Daviesia hakeoides is a species of flowering plant in the family Fabaceae and is endemic to the south-west of Western Australia. It is a shrub with many tangled stems, scattered sharply-pointed phyllodes and yellow or orange and dark red flowers.

==Description==
Daviesia hakeoides is a glabrous shrub that typically grows to 0.3–1 m high and 0.5–2 m wide and has many tangled stems. The phyllodes are scattered, sharply-pointed and needle-shaped, up to 80 mm long and 1.5 mm wide at the base. The flowers are borne in groups of two to six in leaf axils on a peduncle 1.0–1.5 mm long, the rachis less than 2 mm long, each flower on a pedicel 1–6 mm long with overlapping bracts about 1–2 mm long at the base. The sepals are 2.0–2.5 mm long and joined at the base, the upper two lobes more or less joined for most of their length and the lower three pointed and spread apart. The standard petal is broadly elliptic, 4.5–6 mm long and yellow or orange with a dark red centre, the wings 5.0–5.5 mm long and dark red, and the keel about 5 mm long and dark red. Flowering mainly occurs from May to July and the fruit is an slightly inflated triangular pod 14–17 mm long.

==Taxonomy==
Daviesia hakeoides was first formally described in 1844 by English botanist Carl Meissner in Lehmann's Plantae Preissianae.

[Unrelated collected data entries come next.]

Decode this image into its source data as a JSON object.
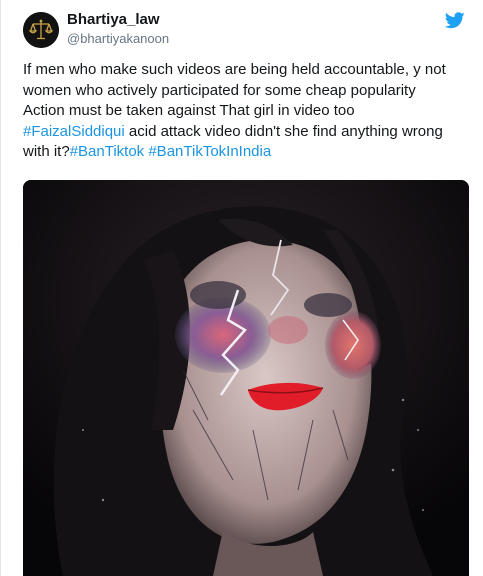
{
  "tweet": {
    "author_name": "Bhartiya_law",
    "author_handle": "@bhartiyakanoon",
    "text_line1": "If men who make such videos are being held accountable, y  not",
    "text_line2": "women who actively participated for some cheap popularity",
    "text_line3": "Action must be taken against That girl in video too",
    "hashtag1": "#FaizalSiddiqui",
    "text_line4_rest": " acid attack video didn't she find anything wrong",
    "text_line5_start": "with it?",
    "hashtag2": "#BanTiktok",
    "hashtag3": "#BanTikTokInIndia"
  },
  "icons": {
    "avatar": "scales-of-justice-logo",
    "brand": "twitter-bird-icon"
  },
  "colors": {
    "hashtag": "#1b95e0",
    "twitter_blue": "#1da1f2",
    "text": "#14171a",
    "muted": "#657786"
  }
}
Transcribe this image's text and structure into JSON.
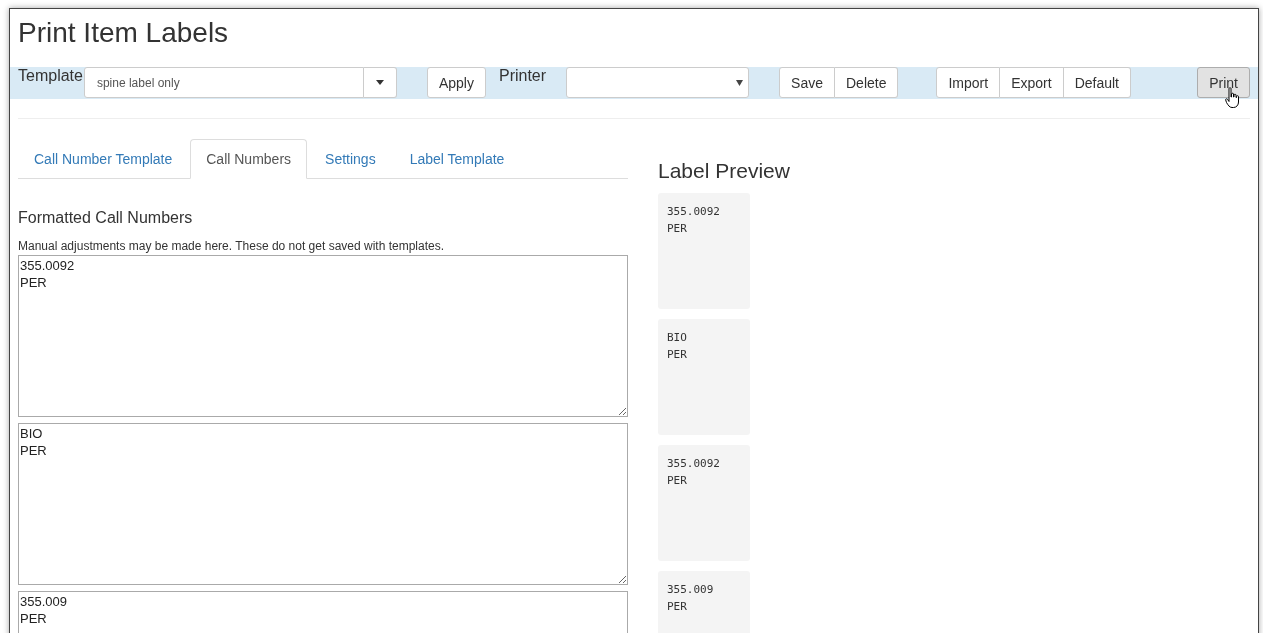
{
  "window": {
    "title": "Print Item Labels"
  },
  "toolbar": {
    "template_label": "Template",
    "template_value": "spine label only",
    "apply": "Apply",
    "printer_label": "Printer",
    "button_groups": [
      [
        "Save",
        "Delete"
      ],
      [
        "Import",
        "Export",
        "Default"
      ]
    ],
    "print": {
      "label": "Print",
      "pressed": true
    }
  },
  "tabs": [
    {
      "label": "Call Number Template",
      "selected": false
    },
    {
      "label": "Call Numbers",
      "selected": true
    },
    {
      "label": "Settings",
      "selected": false
    },
    {
      "label": "Label Template",
      "selected": false
    }
  ],
  "section": {
    "heading": "Formatted Call Numbers",
    "note": "Manual adjustments may be made here. These do not get saved with templates."
  },
  "call_numbers": [
    [
      "355.0092",
      "PER"
    ],
    [
      "BIO",
      "PER"
    ],
    [
      "355.009",
      "PER"
    ]
  ],
  "preview": {
    "heading": "Label Preview",
    "labels": [
      [
        "355.0092",
        "PER"
      ],
      [
        "BIO",
        "PER"
      ],
      [
        "355.0092",
        "PER"
      ],
      [
        "355.009",
        "PER"
      ]
    ]
  }
}
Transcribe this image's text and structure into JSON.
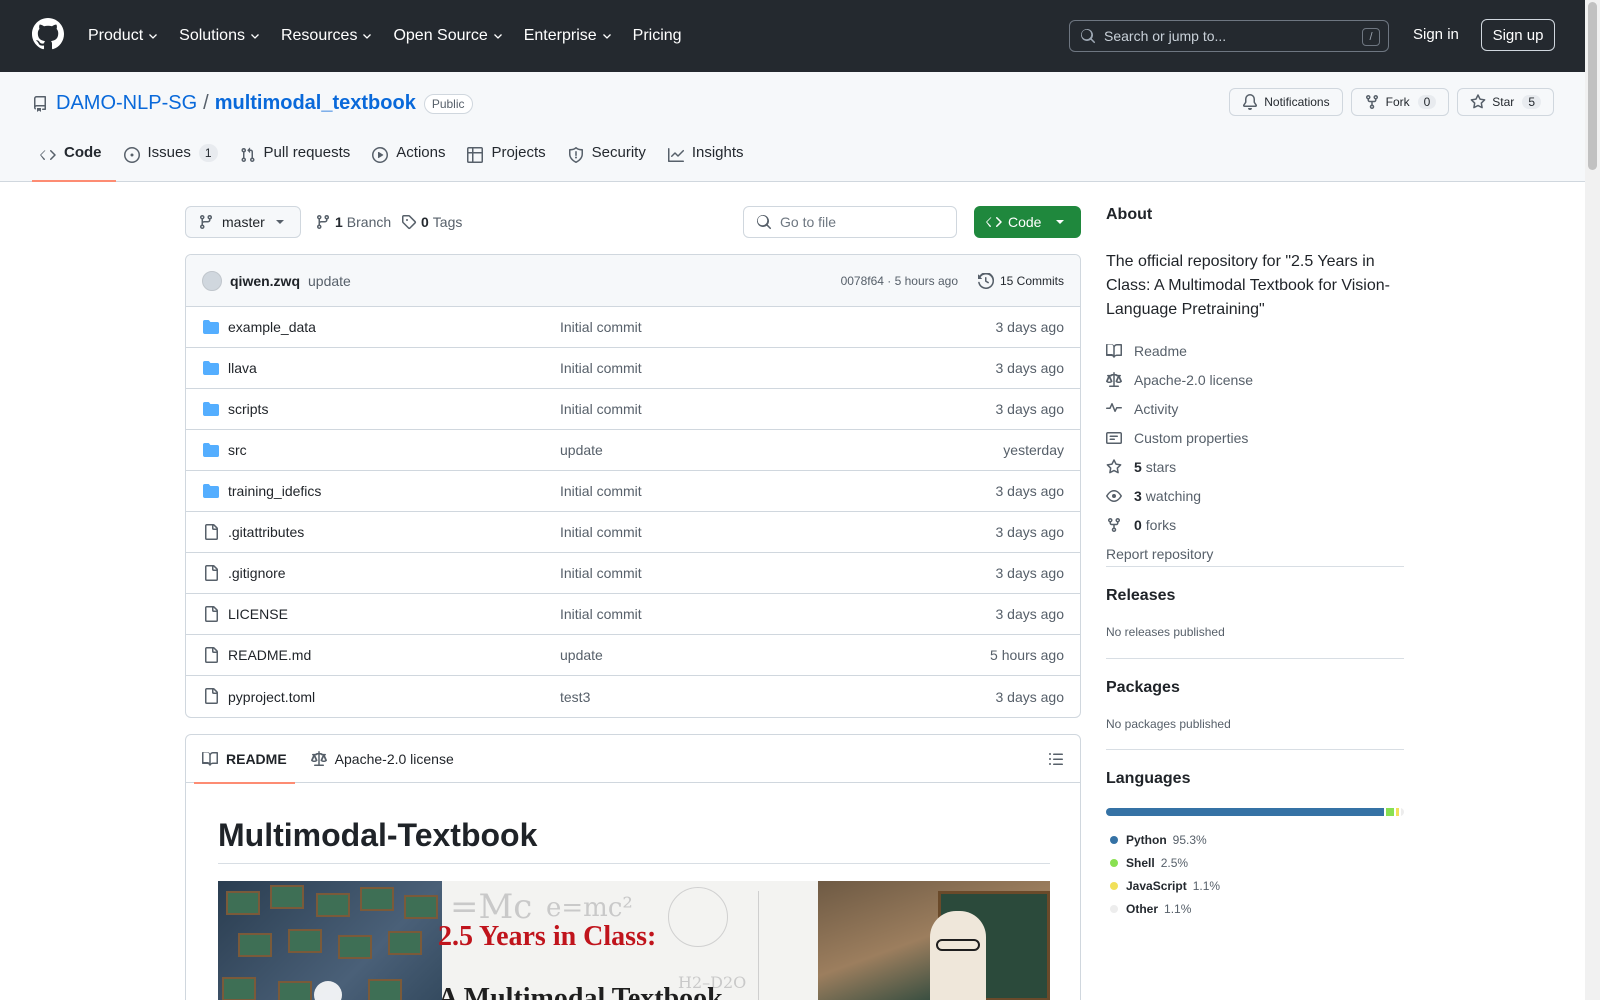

The specific epithet (hakeoides) means "Hakea-like".

In 1995, Michael Crisp described two subspecies and the names are accepted by the Australian Plant Census:
- Daviesia hakeoides Meisn. subsp. hakeoides has phyllodes that are 10–80 mm long;
- Daviesia hakeoides subsp. subnuda (Benth.) Crisp has phyllodes that are less than 10 mm long and often absent or present as only sharp spines.

==Distribution and habitat==
This hakea grows in open forest and woodland from Kalbarri to near Albany and inland to the wheatbelt. Subspecies seminuda grows in drier places further inland than the autonym, more often in kwongan from Yuna to Mount Barker and the wheatbelt.

==Conservation status==
Both subspecies of D. hakeoides are listed as "not threatened" by the Department of Biodiversity, Conservation and Attractions.